We use data on the price of nursing home private rooms to estimate the effects of aging on long-term care (LTC) prices. We exploit regional variation in the dynamics of elderly population growth rates generated by the demographic composition in the distant past. We estimate a cross-region elasticity of LTC prices to the number of people aged 75 and more of 0.6. We argue that this cross-sectional estimate is robust to the presence of heterogeneous treatment effects and is a lower bound for the national estimate; thus, population aging explains at least 38% of the last decade's real increase in LTC price, and it will increase prices in 18% during the next decade. We study the mechanism behind our results and find evidence that regulation and the organization of industry, not the inelastic supply of nurses, is driving the increase in LTC prices.

Health insurance markets with a public option typically feature rules tying premiums to incomes.

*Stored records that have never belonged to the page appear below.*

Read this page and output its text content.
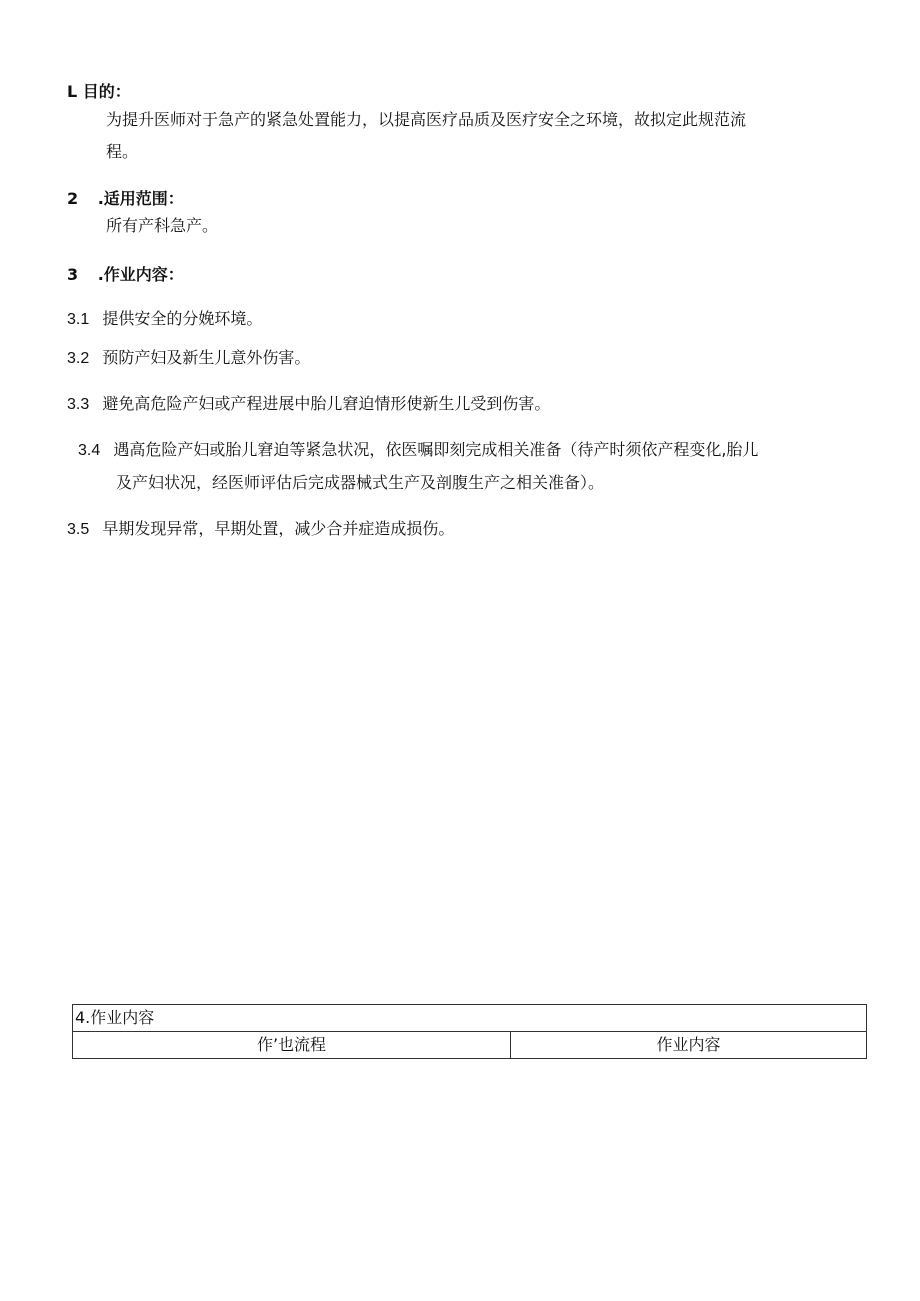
L 目的：
为提升医师对于急产的紧急处置能力，以提高医疗品质及医疗安全之环境，故拟定此规范流
程。
2 .适用范围：
所有产科急产。
3 .作业内容：
3.1 提供安全的分娩环境。
3.2 预防产妇及新生儿意外伤害。
3.3 避免高危险产妇或产程进展中胎儿窘迫情形使新生儿受到伤害。
3.4 遇高危险产妇或胎儿窘迫等紧急状况，依医嘱即刻完成相关准备（待产时须依产程变化,胎儿
及产妇状况，经医师评估后完成器械式生产及剖腹生产之相关准备）。
3.5 早期发现异常，早期处置，减少合并症造成损伤。
4.作业内容
作’也流程	作业内容
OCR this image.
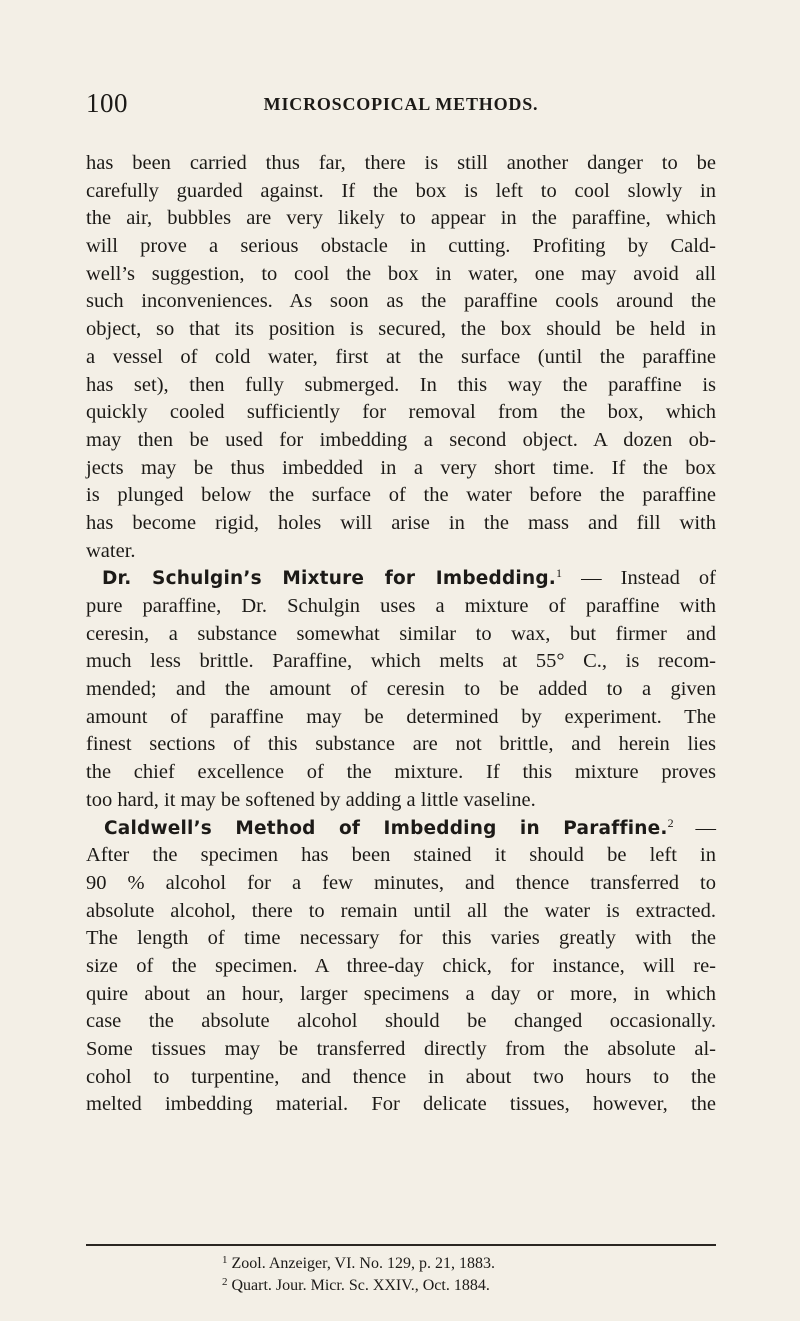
100	MICROSCOPICAL METHODS.
has been carried thus far, there is still another danger to be
carefully guarded against. If the box is left to cool slowly in
the air, bubbles are very likely to appear in the paraffine, which
will prove a serious obstacle in cutting. Profiting by Cald-
well’s suggestion, to cool the box in water, one may avoid all
such inconveniences. As soon as the paraffine cools around the
object, so that its position is secured, the box should be held in
a vessel of cold water, first at the surface (until the paraffine
has set), then fully submerged. In this way the paraffine is
quickly cooled sufficiently for removal from the box, which
may then be used for imbedding a second object. A dozen ob-
jects may be thus imbedded in a very short time. If the box
is plunged below the surface of the water before the paraffine
has become rigid, holes will arise in the mass and fill with
water.
Dr. Schulgin’s Mixture for Imbedding.$^1$ — Instead of
pure paraffine, Dr. Schulgin uses a mixture of paraffine with
ceresin, a substance somewhat similar to wax, but firmer and
much less brittle. Paraffine, which melts at 55° C., is recom-
mended; and the amount of ceresin to be added to a given
amount of paraffine may be determined by experiment. The
finest sections of this substance are not brittle, and herein lies
the chief excellence of the mixture. If this mixture proves
too hard, it may be softened by adding a little vaseline.
Caldwell’s Method of Imbedding in Paraffine.$^2$ —
After the specimen has been stained it should be left in
90 % alcohol for a few minutes, and thence transferred to
absolute alcohol, there to remain until all the water is extracted.
The length of time necessary for this varies greatly with the
size of the specimen. A three-day chick, for instance, will re-
quire about an hour, larger specimens a day or more, in which
case the absolute alcohol should be changed occasionally.
Some tissues may be transferred directly from the absolute al-
cohol to turpentine, and thence in about two hours to the
melted imbedding material. For delicate tissues, however, the
$^1$ Zool. Anzeiger, VI. No. 129, p. 21, 1883.
$^2$ Quart. Jour. Micr. Sc. XXIV., Oct. 1884.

These rules may distort agents' choices and affect the market in meaningful ways but are understudied by the literature despite being widespread. In this paper, I study the Chilean health insurance market to understand how its rules distort incentives, the consequences for the public option, and how it may interact with the rapid income growth that, like other Latin American nations, the country has been experiencing. Through a structural model of health insurance choices and spending decisions, I find that the institutional setting in Chile allows private insurers to effectively screen out poor sick agents who do not generate profits. I also simulate how demand for plans and medical spending would change when incomes grow, showing that agents more likely to switch to private plans are not excessively costly to cover but generate low revenues and reduce the profit margins of private plans. On the other hand, the public option benefits substantially from income growth, reducing their financial deficit. Moreover, the distribution of income growth matters, with the effects being stronger when poorer agents accrue a higher share of this growth.